Bring the threads together by returning to the two families in the hook. The newborn boy with the visible gap in the lip extending into the nostril has a unilateral complete cleft lip; the immediate task is not surgery but securing safe feeding with cleft teats so he gains weight, and then, once he satisfies the rule of 10s at around 10 weeks, repairing the lip at about 3 months to restore the orbicularis sling, the cupid's bow and the nose. The three-year-old girl whose palate was repaired but who now has unclear speech and recurrent ear infections shows you the two long-term consequences of a palatal cleft — velopharyngeal incompetence affecting speech, and Eustachian-tube dysfunction causing otitis media — and reminds you that cleft care is a years-long multidisciplinary process, not a single operation. Use these to self-test the two competencies this module covers. First, can you describe the embryology of the cleft and classify any given cleft by site, laterality and completeness, using the incisive foramen to separate primary from secondary palate, and distinguish non-syndromic from syndromic aetiology?
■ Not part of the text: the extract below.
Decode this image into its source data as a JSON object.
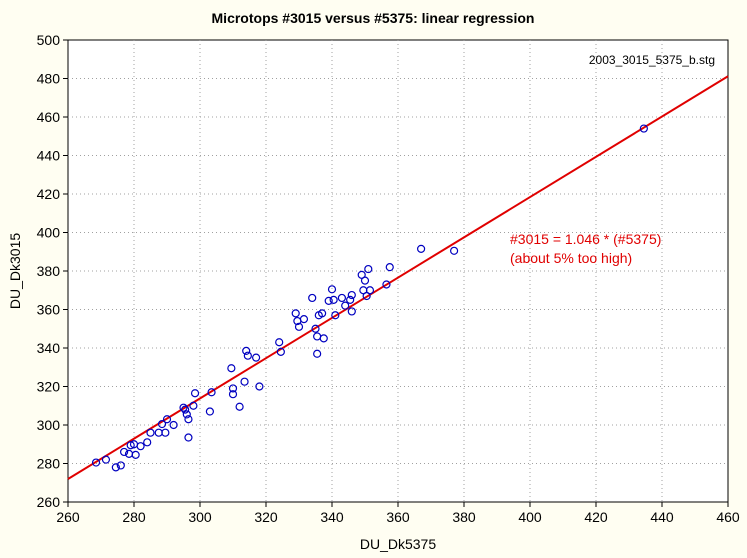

Second, can you state the principles of reconstruction — the rule of 10s, lip repair at ~3 months, palate repair at ~6-12 months before speech, then alveolar bone grafting and secondary procedures — and explain WHY each is timed as it is? The questions that follow check exactly these links.

SELF-CHECK

By the rule of 10s, at approximately what age is primary cleft lip repair usually performed, and why is cleft palate repair timed later?

A. At birth; palate repair is delayed only for anaesthetic safety

B. At about 3 months (10 weeks, 10 lb, Hb 10 g/dL); palate is repaired at ~6-12 months, before connected speech develops

C. At 2 years; palate is repaired first to allow feeding

D. At 5 years; palate repair waits until permanent dentition

Reveal Answer

Answer: B. At about 3 months (10 weeks, 10 lb, Hb 10 g/dL); palate is repaired at ~6-12 months, before connected speech develops

The rule of 10s (≈10 weeks of age, ≈10 lb / 4.5 kg, haemoglobin ≈10 g/dL) governs fitness for LIP repair at around 3 months. Palate repair is deliberately timed at about 6-12 months — later than the lip but before the child develops connected speech, so that a competent palate is in place for normal speech to form.